Amazon.com Review
"Sometimes I thought being a big sister would be fun. And sometimes I thought it wouldn't be fun and that Mom and Dad didn't need to have anyone around but me." The sentiments of young Johanna will ring true to most oldest siblings, who will immediately relate to the ambiguous feelings children may have about gaining a new member of the family. (It's tough to lose the attention-guaranteed alpha-child position, but it also turns out to be pretty cool to have someone to play with.) In
Frog Face: My Little Sister and Me, we witness Johanna's developing relationship with her sister through a series of lovely, amusing pictures taken over the course of several years by the girls' mother, fine art photographer Janet Delaney. Author John Schindel accompanies these delightful, spontaneous images with heartfelt text inspired by his own two daughters, which reveals how Johanna moves from thinking the new baby "spent too much time with mom," to considering "maybe having a little sister was going to be okay," to confirming that "being sisters is special." Oldest siblings recently faced with a new baby will appreciate seeing how another child copes with this familial upheaval, and those who have had 20 or 30 or 50 years to adjust will smile with recognition and love.
--Brangien Davis
From Publishers Weekly
Sometimes tender, sometimes hilarious photographs of Delaney's own daughters span from when the little sister is an "itty-bitty, goofy-looking but sort of cute, squishy" infant to when she is old enough to be a real playmate.
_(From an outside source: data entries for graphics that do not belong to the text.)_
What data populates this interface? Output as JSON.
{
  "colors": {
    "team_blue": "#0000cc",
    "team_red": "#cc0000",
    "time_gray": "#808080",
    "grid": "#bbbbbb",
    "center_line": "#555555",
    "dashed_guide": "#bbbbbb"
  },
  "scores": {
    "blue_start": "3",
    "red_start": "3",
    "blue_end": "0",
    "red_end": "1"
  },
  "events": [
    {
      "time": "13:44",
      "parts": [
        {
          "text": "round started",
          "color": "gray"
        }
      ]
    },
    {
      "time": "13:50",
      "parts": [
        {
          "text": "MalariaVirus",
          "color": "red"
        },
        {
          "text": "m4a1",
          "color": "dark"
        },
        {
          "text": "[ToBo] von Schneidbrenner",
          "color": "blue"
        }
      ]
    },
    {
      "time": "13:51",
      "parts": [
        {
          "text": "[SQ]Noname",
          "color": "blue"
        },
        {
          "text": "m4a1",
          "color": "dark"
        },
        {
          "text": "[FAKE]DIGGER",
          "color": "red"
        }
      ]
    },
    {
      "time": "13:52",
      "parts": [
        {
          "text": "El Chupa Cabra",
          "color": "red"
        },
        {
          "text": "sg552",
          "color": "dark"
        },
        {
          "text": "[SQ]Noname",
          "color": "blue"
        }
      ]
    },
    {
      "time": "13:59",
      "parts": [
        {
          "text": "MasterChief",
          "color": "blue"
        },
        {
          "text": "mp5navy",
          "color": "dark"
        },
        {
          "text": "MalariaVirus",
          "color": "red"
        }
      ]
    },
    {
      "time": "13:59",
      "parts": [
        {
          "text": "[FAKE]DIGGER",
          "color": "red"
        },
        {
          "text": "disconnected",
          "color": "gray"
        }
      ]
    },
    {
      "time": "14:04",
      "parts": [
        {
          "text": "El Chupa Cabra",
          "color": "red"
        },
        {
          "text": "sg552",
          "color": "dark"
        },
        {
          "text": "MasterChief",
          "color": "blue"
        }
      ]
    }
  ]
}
Schindel's (Dear Daddy) evenly paced first-person narrative chronicles the shifting phases of sisterhood while authentically capturing the cadences of a delightful older sibling: "Even though we don't get along all the time and sometimes I want to sit on her, I'm lucky she's mine." At one point the older girl darkly notes that "frog-face" (her nickname for the baby) "spent too much time with Mom"?an observation accompanied by a brooding portrait, one of the few in black-and-white. This sentiment is well integrated into the believably conflicted, loving relationship between the two girls. Schindel's text has an offhand humor; the author wisely avoids sentimentality, and the book never reads like a tract about how to handle jealousy. The interplay between text and photographs is as symbiotic as its subjects. The intimacy and humor of this photo essay is a rare treat; readers may well feel they are watching the sisters' growing friendship unfold before their eyes. Ages 2-7.